E’ vivo in Inghilterra il dibattito sull’opportunità o meno di concedersi piccole dosi di vino, birra ed altri drink alcolici durante la gravidanza: il ministero della salute britannico consiglia alle future mamme di astenersi completamente dall’assunzione di bevande alcoliche, mentre altre correnti di pensiero ritengono che piccole quantità non provochino alcun tipo di problema al feto.

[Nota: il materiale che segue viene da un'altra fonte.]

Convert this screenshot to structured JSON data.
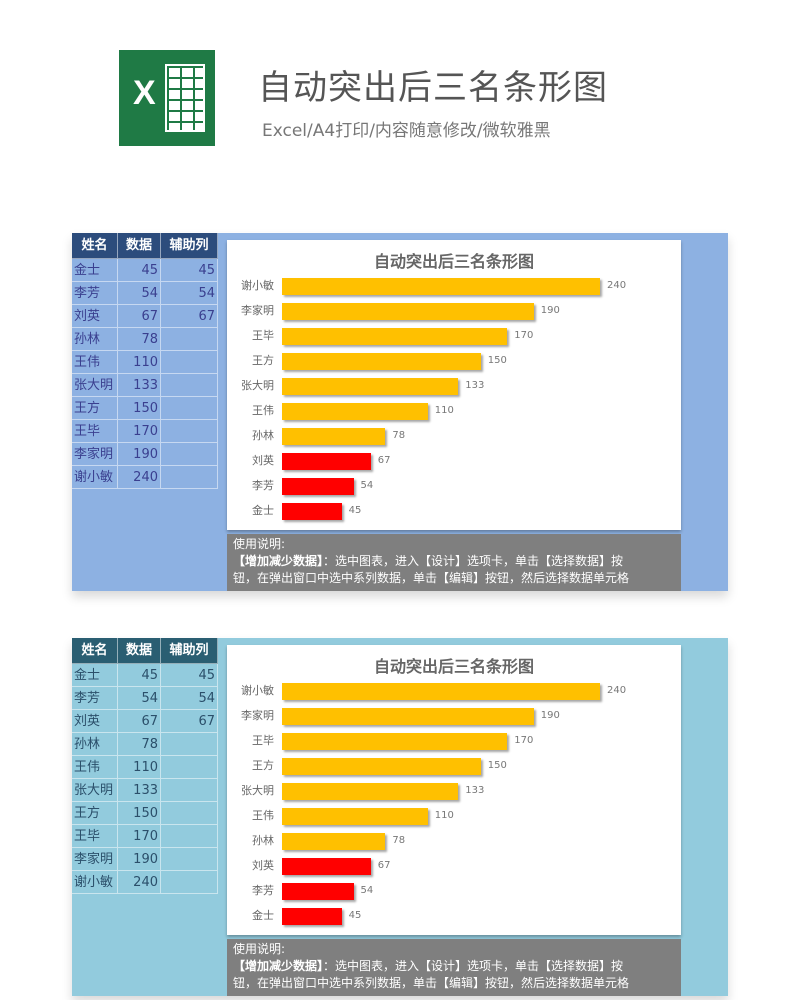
{
  "header": {
    "logo_text": "X",
    "title": "自动突出后三名条形图",
    "subtitle": "Excel/A4打印/内容随意修改/微软雅黑"
  },
  "panels": [
    {
      "bg": "#8db1e2",
      "header_bg": "#2c4c7c",
      "text_color": "#3a3f8f"
    },
    {
      "bg": "#92cbdd",
      "header_bg": "#2a5e72",
      "text_color": "#2b4f6a"
    }
  ],
  "table": {
    "columns": [
      "姓名",
      "数据",
      "辅助列"
    ],
    "rows": [
      [
        "金士",
        "45",
        "45"
      ],
      [
        "李芳",
        "54",
        "54"
      ],
      [
        "刘英",
        "67",
        "67"
      ],
      [
        "孙林",
        "78",
        ""
      ],
      [
        "王伟",
        "110",
        ""
      ],
      [
        "张大明",
        "133",
        ""
      ],
      [
        "王方",
        "150",
        ""
      ],
      [
        "王毕",
        "170",
        ""
      ],
      [
        "李家明",
        "190",
        ""
      ],
      [
        "谢小敏",
        "240",
        ""
      ]
    ]
  },
  "instructions": {
    "heading": "使用说明:",
    "bold": "【增加减少数据】",
    "line1": "：选中图表，进入【设计】选项卡，单击【选择数据】按",
    "line2": "钮，在弹出窗口中选中系列数据，单击【编辑】按钮，然后选择数据单元格"
  },
  "chart_data": [
    {
      "type": "bar",
      "orientation": "horizontal",
      "title": "自动突出后三名条形图",
      "categories": [
        "谢小敏",
        "李家明",
        "王毕",
        "王方",
        "张大明",
        "王伟",
        "孙林",
        "刘英",
        "李芳",
        "金士"
      ],
      "values": [
        240,
        190,
        170,
        150,
        133,
        110,
        78,
        67,
        54,
        45
      ],
      "highlight_bottom": 3,
      "colors": {
        "normal": "#ffc000",
        "highlight": "#ff0000"
      },
      "xlim": [
        0,
        240
      ],
      "grid": false,
      "data_labels": true
    },
    {
      "type": "bar",
      "orientation": "horizontal",
      "title": "自动突出后三名条形图",
      "categories": [
        "谢小敏",
        "李家明",
        "王毕",
        "王方",
        "张大明",
        "王伟",
        "孙林",
        "刘英",
        "李芳",
        "金士"
      ],
      "values": [
        240,
        190,
        170,
        150,
        133,
        110,
        78,
        67,
        54,
        45
      ],
      "highlight_bottom": 3,
      "colors": {
        "normal": "#ffc000",
        "highlight": "#ff0000"
      },
      "xlim": [
        0,
        240
      ],
      "grid": false,
      "data_labels": true
    }
  ]
}
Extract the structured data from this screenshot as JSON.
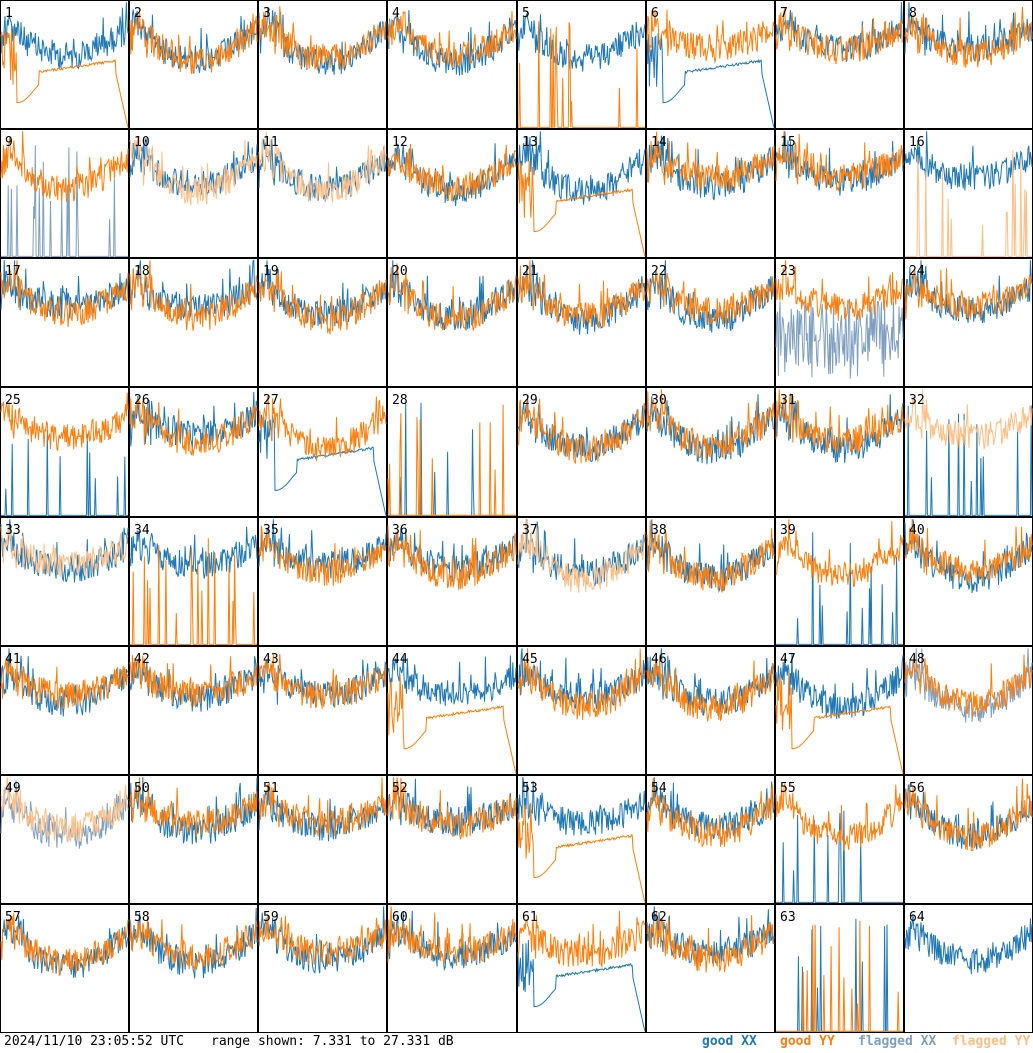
{
  "chart_data": {
    "type": "line",
    "panel_count": 64,
    "panel_labels": [
      "1",
      "2",
      "3",
      "4",
      "5",
      "6",
      "7",
      "8",
      "9",
      "10",
      "11",
      "12",
      "13",
      "14",
      "15",
      "16",
      "17",
      "18",
      "19",
      "20",
      "21",
      "22",
      "23",
      "24",
      "25",
      "26",
      "27",
      "28",
      "29",
      "30",
      "31",
      "32",
      "33",
      "34",
      "35",
      "36",
      "37",
      "38",
      "39",
      "40",
      "41",
      "42",
      "43",
      "44",
      "45",
      "46",
      "47",
      "48",
      "49",
      "50",
      "51",
      "52",
      "53",
      "54",
      "55",
      "56",
      "57",
      "58",
      "59",
      "60",
      "61",
      "62",
      "63",
      "64"
    ],
    "ylim": [
      7.331,
      27.331
    ],
    "series": [
      {
        "name": "good XX",
        "color": "#1f77b4"
      },
      {
        "name": "good YY",
        "color": "#ff7f0e"
      },
      {
        "name": "flagged XX",
        "color": "#7f9fbf"
      },
      {
        "name": "flagged YY",
        "color": "#ffbf87"
      }
    ],
    "panels": {
      "1": {
        "xx": "normal",
        "yy": "dip"
      },
      "5": {
        "xx": "normal",
        "yy": "spikes"
      },
      "6": {
        "xx": "dip",
        "yy": "normal"
      },
      "9": {
        "xx": "spikes_flagged",
        "yy": "normal"
      },
      "10": {
        "xx": "normal",
        "yy": "flagged"
      },
      "11": {
        "xx": "normal",
        "yy": "flagged"
      },
      "13": {
        "xx": "normal",
        "yy": "dip"
      },
      "16": {
        "xx": "normal",
        "yy": "spikes_flagged"
      },
      "23": {
        "xx": "noisy_flagged",
        "yy": "normal"
      },
      "25": {
        "xx": "spikes",
        "yy": "normal"
      },
      "27": {
        "xx": "dip",
        "yy": "normal"
      },
      "28": {
        "xx": "spikes",
        "yy": "spikes"
      },
      "32": {
        "xx": "spikes",
        "yy": "flagged"
      },
      "33": {
        "xx": "normal",
        "yy": "flagged"
      },
      "34": {
        "xx": "normal",
        "yy": "spikes"
      },
      "37": {
        "xx": "normal",
        "yy": "flagged"
      },
      "39": {
        "xx": "spikes",
        "yy": "normal"
      },
      "44": {
        "xx": "normal",
        "yy": "dip"
      },
      "47": {
        "xx": "normal",
        "yy": "dip"
      },
      "48": {
        "xx": "flagged",
        "yy": "normal"
      },
      "49": {
        "xx": "flagged",
        "yy": "flagged"
      },
      "53": {
        "xx": "normal",
        "yy": "dip"
      },
      "55": {
        "xx": "spikes",
        "yy": "normal"
      },
      "61": {
        "xx": "dip",
        "yy": "normal"
      },
      "63": {
        "xx": "spikes",
        "yy": "spikes"
      },
      "64": {
        "xx": "normal",
        "yy": "none"
      }
    }
  },
  "footer": {
    "timestamp": "2024/11/10 23:05:52 UTC",
    "range": "range shown: 7.331 to 27.331 dB"
  },
  "legend": {
    "good_xx": "good XX",
    "good_yy": "good YY",
    "flagged_xx": "flagged XX",
    "flagged_yy": "flagged YY"
  }
}
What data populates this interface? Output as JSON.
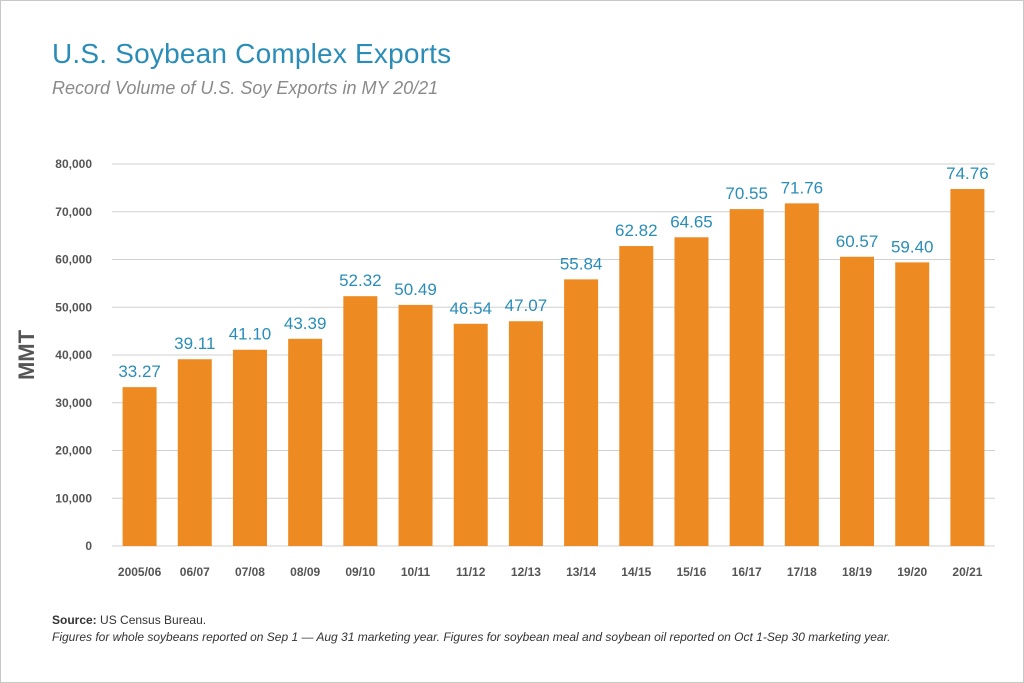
{
  "chart_data": {
    "type": "bar",
    "title": "U.S. Soybean Complex Exports",
    "subtitle": "Record Volume of U.S. Soy Exports in MY 20/21",
    "ylabel": "MMT",
    "xlabel": "",
    "ylim": [
      0,
      80000
    ],
    "yticks": [
      0,
      10000,
      20000,
      30000,
      40000,
      50000,
      60000,
      70000,
      80000
    ],
    "ytick_labels": [
      "0",
      "10,000",
      "20,000",
      "30,000",
      "40,000",
      "50,000",
      "60,000",
      "70,000",
      "80,000"
    ],
    "grid": true,
    "categories": [
      "2005/06",
      "06/07",
      "07/08",
      "08/09",
      "09/10",
      "10/11",
      "11/12",
      "12/13",
      "13/14",
      "14/15",
      "15/16",
      "16/17",
      "17/18",
      "18/19",
      "19/20",
      "20/21"
    ],
    "values": [
      33270,
      39110,
      41100,
      43390,
      52320,
      50490,
      46540,
      47070,
      55840,
      62820,
      64650,
      70550,
      71760,
      60570,
      59400,
      74760
    ],
    "data_labels": [
      "33.27",
      "39.11",
      "41.10",
      "43.39",
      "52.32",
      "50.49",
      "46.54",
      "47.07",
      "55.84",
      "62.82",
      "64.65",
      "70.55",
      "71.76",
      "60.57",
      "59.40",
      "74.76"
    ]
  },
  "colors": {
    "bar": "#ee8a22",
    "data_label": "#2a8db8",
    "title": "#2a8db8",
    "gridline": "#d0d0d0",
    "axis_text": "#555555"
  },
  "footer": {
    "source_label": "Source:",
    "source_text": " US Census Bureau.",
    "note": "Figures for whole soybeans reported on Sep 1 — Aug 31 marketing year. Figures for soybean meal and soybean oil reported on Oct 1-Sep 30 marketing year."
  }
}
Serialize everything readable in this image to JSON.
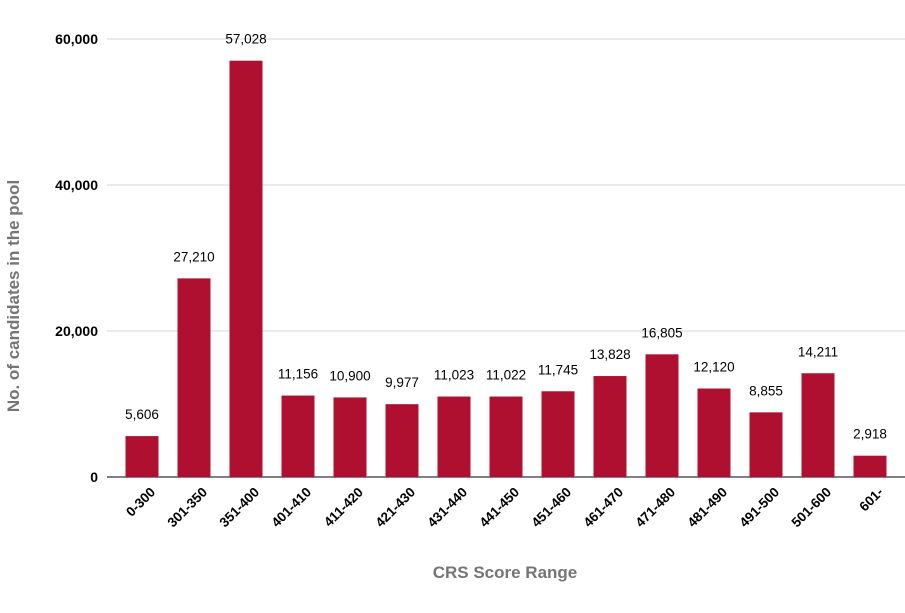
{
  "chart_data": {
    "type": "bar",
    "title": "",
    "xlabel": "CRS Score Range",
    "ylabel": "No. of candidates in the pool",
    "categories": [
      "0-300",
      "301-350",
      "351-400",
      "401-410",
      "411-420",
      "421-430",
      "431-440",
      "441-450",
      "451-460",
      "461-470",
      "471-480",
      "481-490",
      "491-500",
      "501-600",
      "601-"
    ],
    "values": [
      5606,
      27210,
      57028,
      11156,
      10900,
      9977,
      11023,
      11022,
      11745,
      13828,
      16805,
      12120,
      8855,
      14211,
      2918
    ],
    "data_labels": [
      "5,606",
      "27,210",
      "57,028",
      "11,156",
      "10,900",
      "9,977",
      "11,023",
      "11,022",
      "11,745",
      "13,828",
      "16,805",
      "12,120",
      "8,855",
      "14,211",
      "2,918"
    ],
    "ylim": [
      0,
      60000
    ],
    "yticks": [
      0,
      20000,
      40000,
      60000
    ],
    "ytick_labels": [
      "0",
      "20,000",
      "40,000",
      "60,000"
    ],
    "grid": true,
    "legend": "none",
    "bar_color": "#b01030"
  }
}
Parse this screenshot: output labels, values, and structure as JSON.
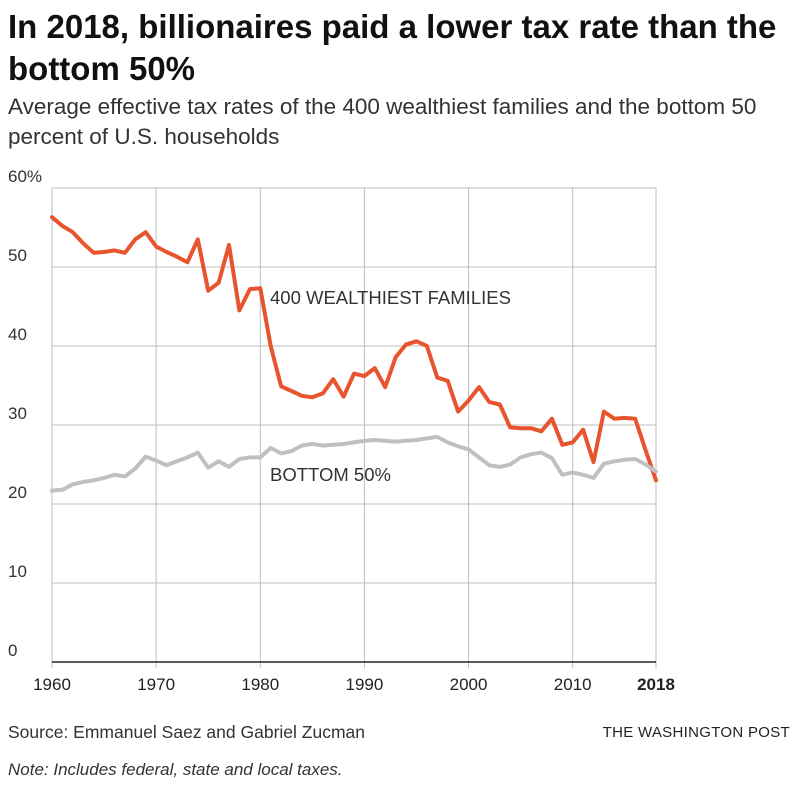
{
  "header": {
    "title": "In 2018, billionaires paid a lower tax rate than the bottom 50%",
    "subtitle": "Average effective tax rates of the 400 wealthiest families and the bottom 50 percent of U.S. households"
  },
  "footer": {
    "source": "Source: Emmanuel Saez and Gabriel Zucman",
    "credit": "THE WASHINGTON POST",
    "note": "Note: Includes federal, state and local taxes."
  },
  "chart_data": {
    "type": "line",
    "xlim": [
      1960,
      2018
    ],
    "ylim": [
      0,
      60
    ],
    "grid": true,
    "x_ticks": [
      1960,
      1970,
      1980,
      1990,
      2000,
      2010,
      2018
    ],
    "x_tick_labels": [
      "1960",
      "1970",
      "1980",
      "1990",
      "2000",
      "2010",
      "2018"
    ],
    "y_ticks": [
      0,
      10,
      20,
      30,
      40,
      50,
      60
    ],
    "y_tick_labels": [
      "0",
      "10",
      "20",
      "30",
      "40",
      "50",
      "60%"
    ],
    "colors": {
      "top400": "#e8542d",
      "bottom50": "#c0c0c0",
      "grid": "#bdbdbd",
      "axis": "#222222"
    },
    "x": [
      1960,
      1961,
      1962,
      1963,
      1964,
      1965,
      1966,
      1967,
      1968,
      1969,
      1970,
      1971,
      1972,
      1973,
      1974,
      1975,
      1976,
      1977,
      1978,
      1979,
      1980,
      1981,
      1982,
      1983,
      1984,
      1985,
      1986,
      1987,
      1988,
      1989,
      1990,
      1991,
      1992,
      1993,
      1994,
      1995,
      1996,
      1997,
      1998,
      1999,
      2000,
      2001,
      2002,
      2003,
      2004,
      2005,
      2006,
      2007,
      2008,
      2009,
      2010,
      2011,
      2012,
      2013,
      2014,
      2015,
      2016,
      2017,
      2018
    ],
    "series": [
      {
        "key": "top400",
        "name": "400 WEALTHIEST FAMILIES",
        "values": [
          56.3,
          55.2,
          54.4,
          53.0,
          51.8,
          51.9,
          52.1,
          51.8,
          53.5,
          54.4,
          52.6,
          51.9,
          51.3,
          50.6,
          53.5,
          47.0,
          48.0,
          52.8,
          44.5,
          47.2,
          47.3,
          40.0,
          34.9,
          34.3,
          33.7,
          33.5,
          34.0,
          35.8,
          33.6,
          36.5,
          36.2,
          37.2,
          34.8,
          38.6,
          40.2,
          40.6,
          40.0,
          36.0,
          35.6,
          31.7,
          33.1,
          34.8,
          32.9,
          32.6,
          29.7,
          29.6,
          29.6,
          29.2,
          30.8,
          27.5,
          27.8,
          29.4,
          25.3,
          31.7,
          30.8,
          30.9,
          30.8,
          26.8,
          23.0
        ]
      },
      {
        "key": "bottom50",
        "name": "BOTTOM 50%",
        "values": [
          21.7,
          21.8,
          22.5,
          22.8,
          23.0,
          23.3,
          23.7,
          23.5,
          24.5,
          26.0,
          25.5,
          24.9,
          25.4,
          25.9,
          26.5,
          24.6,
          25.4,
          24.7,
          25.7,
          25.9,
          25.9,
          27.1,
          26.4,
          26.7,
          27.4,
          27.6,
          27.4,
          27.5,
          27.6,
          27.8,
          28.0,
          28.1,
          28.0,
          27.9,
          28.0,
          28.1,
          28.3,
          28.5,
          27.8,
          27.3,
          26.9,
          25.9,
          24.9,
          24.7,
          25.0,
          25.9,
          26.3,
          26.5,
          25.8,
          23.7,
          24.0,
          23.7,
          23.3,
          25.1,
          25.4,
          25.6,
          25.7,
          25.0,
          24.1
        ]
      }
    ]
  }
}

Risulta interessante, condivisibile o meno, la posizione del Dr. O’Brien che ritiene che il volere e l’autonomia della donna vadano in ogni caso rispettate e preservate, in particolar modo in assenza di prove concrete che dimostrino danni a lungo termine; il medico continua poi rilevando che la maggior parte delle pazienti decide per l’astensione come opzione più sicura, ma questa scelta deve essere diritto di ogni singola donna.
Gli effetti negativi che più spesso vengono associati all’alcool sono:
- possibilità di aborto
- nascita prematura
- nascita di neonati sottopeso
Diversi altri paesi (Stati Uniti, Francia, Canada, Australia fra gli altri) sono schierati su una linea di completa astensione dall’alcool in gravidanza, in realtà non c’è unanime consenso da parte della comunità scientifica sul livello di rischio e relative dosi: in ultima analisi si può prudentemente consigliare, finché la situazione non diventerà più chiara, di evitare nel dubbio qualsiasi bevanda alcolica.